Lilian Thuram est décidément un homme complet. Déjà footballeur de grand talent, le voilà désormais philosophe de haute volée ; comme quoi la filière sport-études mène à tout. Ainsi, interrogé par Le Monde, le 1er décembre, affirme-t-il : « On ne naît pas Blanc, on le devient. » Car, poursuit-il, « pour ne pas avoir conscience qu’il y a un privilège blanc, il faut être blanc ». Lilian Thuram, qui a manifestement compris tout ça dans son nouveau livre, La Pensée blanche, serait-il donc devenu « blanc », fût-ce à l’insu de son plein gré ? Le raisonnement, quant à lui, est obscur.
Pourtant, prétend-il, « ceux qui n’acceptent pas cette idée comparent souvent le quotidien d’un Blanc pauvre à celui d’un Noir riche pour dire qu’il n’y a pas de privilège blanc. […] Car, être blanc comme être noir, n’est pas une réalité, mais une perception. » Il n’y a pas à dire, le dopage continue de faire des ravages dans le milieu du ballon rond.
La journaliste, qui peine manifestement à suivre, lui demande ensuite : « En affirmant qu’il y a une pensée blanche, en lieu et place d’une pensée raciste, n’y a-t-il pas un risque ? » Il y a donc là concept dans le concept. Explication : « Ce serait le cas si l’on parlait de la pensée des Blancs et non de la pensée blanche. Mais la pensée blanche n’est pas la pensée des Blancs. C’est une pensée qui est devenue une norme mondiale et qui peut aussi être celle de non-Blancs qui estiment qu’être blanc, c’est mieux. » Au risque de sombrer dans le racisme anti-Schtroumpf, on ajoutera que tout cela n’est pas blanc-bleu.
Une fois traduit du Thuram en français, doit-on en déduire que, pour lui, la pensée dominante serait le fait des classes du même nom ? Ça y ressemble : « Tous les systèmes politiques liés à la racialisation ont été forgés par une élite intellectuelle, financière et politique. Le système esclavagiste n’a pas été élaboré par les paysans français, ni la colonisation par les ouvriers. » Là, notre champion du monde fait mine de redécouvrir le bidon de deux litres : les systèmes idéologiques, quels qu’ils soient, ont toujours été le fait des classes éduquées et on n’a jamais entendu dire que la démocratie athénienne ait été théorisée par un gardien de chèvres.

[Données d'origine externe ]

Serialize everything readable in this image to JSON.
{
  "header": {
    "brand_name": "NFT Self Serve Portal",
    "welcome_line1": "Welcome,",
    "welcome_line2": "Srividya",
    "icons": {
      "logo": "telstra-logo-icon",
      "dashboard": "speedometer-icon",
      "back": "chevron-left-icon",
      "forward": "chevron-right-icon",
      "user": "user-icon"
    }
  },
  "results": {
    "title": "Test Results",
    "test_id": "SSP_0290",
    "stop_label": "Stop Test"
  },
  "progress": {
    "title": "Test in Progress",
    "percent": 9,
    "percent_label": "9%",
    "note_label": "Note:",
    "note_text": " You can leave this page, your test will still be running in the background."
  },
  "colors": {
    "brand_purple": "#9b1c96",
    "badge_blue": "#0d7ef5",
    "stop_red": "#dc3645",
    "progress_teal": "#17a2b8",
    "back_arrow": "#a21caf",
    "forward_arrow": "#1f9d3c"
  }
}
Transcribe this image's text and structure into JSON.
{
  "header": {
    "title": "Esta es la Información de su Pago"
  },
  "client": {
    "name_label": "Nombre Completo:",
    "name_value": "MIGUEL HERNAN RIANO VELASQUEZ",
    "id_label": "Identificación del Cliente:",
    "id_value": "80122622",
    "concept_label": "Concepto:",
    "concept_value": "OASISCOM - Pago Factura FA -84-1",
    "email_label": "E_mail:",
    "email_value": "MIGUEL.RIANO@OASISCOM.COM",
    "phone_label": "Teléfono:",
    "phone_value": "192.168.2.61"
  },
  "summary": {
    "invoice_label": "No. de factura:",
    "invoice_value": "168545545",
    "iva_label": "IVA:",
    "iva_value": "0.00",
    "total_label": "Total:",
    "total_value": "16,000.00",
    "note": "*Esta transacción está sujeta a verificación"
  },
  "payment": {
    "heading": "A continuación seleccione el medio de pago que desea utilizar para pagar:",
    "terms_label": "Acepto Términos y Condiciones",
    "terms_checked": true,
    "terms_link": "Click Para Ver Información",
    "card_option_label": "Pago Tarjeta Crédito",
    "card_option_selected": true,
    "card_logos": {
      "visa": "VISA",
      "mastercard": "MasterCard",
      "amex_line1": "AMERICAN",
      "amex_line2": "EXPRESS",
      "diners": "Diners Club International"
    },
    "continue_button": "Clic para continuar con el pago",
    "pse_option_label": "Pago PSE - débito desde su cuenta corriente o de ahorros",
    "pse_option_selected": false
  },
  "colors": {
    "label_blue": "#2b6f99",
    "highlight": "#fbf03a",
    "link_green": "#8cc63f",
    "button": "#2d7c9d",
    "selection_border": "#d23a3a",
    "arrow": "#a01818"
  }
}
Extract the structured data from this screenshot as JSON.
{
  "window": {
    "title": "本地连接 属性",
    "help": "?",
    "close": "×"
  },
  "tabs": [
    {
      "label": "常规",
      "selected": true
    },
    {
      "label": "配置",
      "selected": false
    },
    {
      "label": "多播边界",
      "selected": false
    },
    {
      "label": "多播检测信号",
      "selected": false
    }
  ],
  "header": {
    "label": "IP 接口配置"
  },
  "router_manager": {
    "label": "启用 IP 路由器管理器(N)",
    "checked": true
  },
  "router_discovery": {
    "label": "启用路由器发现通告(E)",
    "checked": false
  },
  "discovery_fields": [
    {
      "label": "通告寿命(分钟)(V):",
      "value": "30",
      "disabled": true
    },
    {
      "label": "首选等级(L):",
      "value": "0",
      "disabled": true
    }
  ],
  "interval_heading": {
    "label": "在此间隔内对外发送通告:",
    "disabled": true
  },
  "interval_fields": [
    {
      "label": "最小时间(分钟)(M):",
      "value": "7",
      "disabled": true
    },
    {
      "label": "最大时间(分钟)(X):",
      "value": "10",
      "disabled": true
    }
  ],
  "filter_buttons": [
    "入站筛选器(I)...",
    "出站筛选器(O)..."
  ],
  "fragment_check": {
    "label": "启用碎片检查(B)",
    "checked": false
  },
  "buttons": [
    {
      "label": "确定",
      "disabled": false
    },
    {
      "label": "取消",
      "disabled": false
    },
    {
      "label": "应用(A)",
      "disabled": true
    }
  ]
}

On remarquera, au passage, que ces arguments vont à l’encontre de son propos, puisque partant d’une lutte des races, Lilian Thuram en arrive à celle des classes, oubliant encore que l’esclavagisme interne à l’Afrique était le fait de Noirs dominants et de Noirs dominés. De plus, si le fait qu’être Blanc ou Noir ne relève que de la simple « perception », cela signifierait que les races n’existent pas, tel qu’il le suggère, et qu’il n’y a donc pas lieu de se montrer raciste ou antiraciste. En termes footballistiques, voilà qui s’appelle marquer un but contre son propre camp.
C’est cette même dialectique, manifestement influencée par les penseurs shadoks, qui lui faisait dire naguère : « Je me demandais pourquoi la couleur blanche est associée au bien et la couleur noire au mal. » Certes, mais alors, pourquoi évoquer l’ange de lumière à propos de Lucifer ? Une nuit blanche quand on a mal dormi, même si cette dernière peut être propice à de noires pensées ? Un stade noir de monde ne serait-il pas une bonne nouvelle pour l’athlète qu’il est ? D’ailleurs, et ce, quant à demeurer dans les considérations de colorimétrie, Lilian Thuram, qui a l’épiderme marron, ne devrait pas se sentir concerné plus que ça par la noiritude…
Mais laissons conclure notre philosophe en short et crampons : « Il y a une condition blanche, de la même manière qu’il y a une condition noire ou une condition féminine. » Ce qui nous amène à Karine Le Marchand, journaliste qui partagea un temps sa vie avant de porter plainte contre lui pour violences conjugales (plainte qu’elle a, par la suite, retirée tout en maintenant que les faits avaient bien eu lieu). Là, Lilian Thuram a plus que raison. On ne naît pas femme noire et battue, on le devient.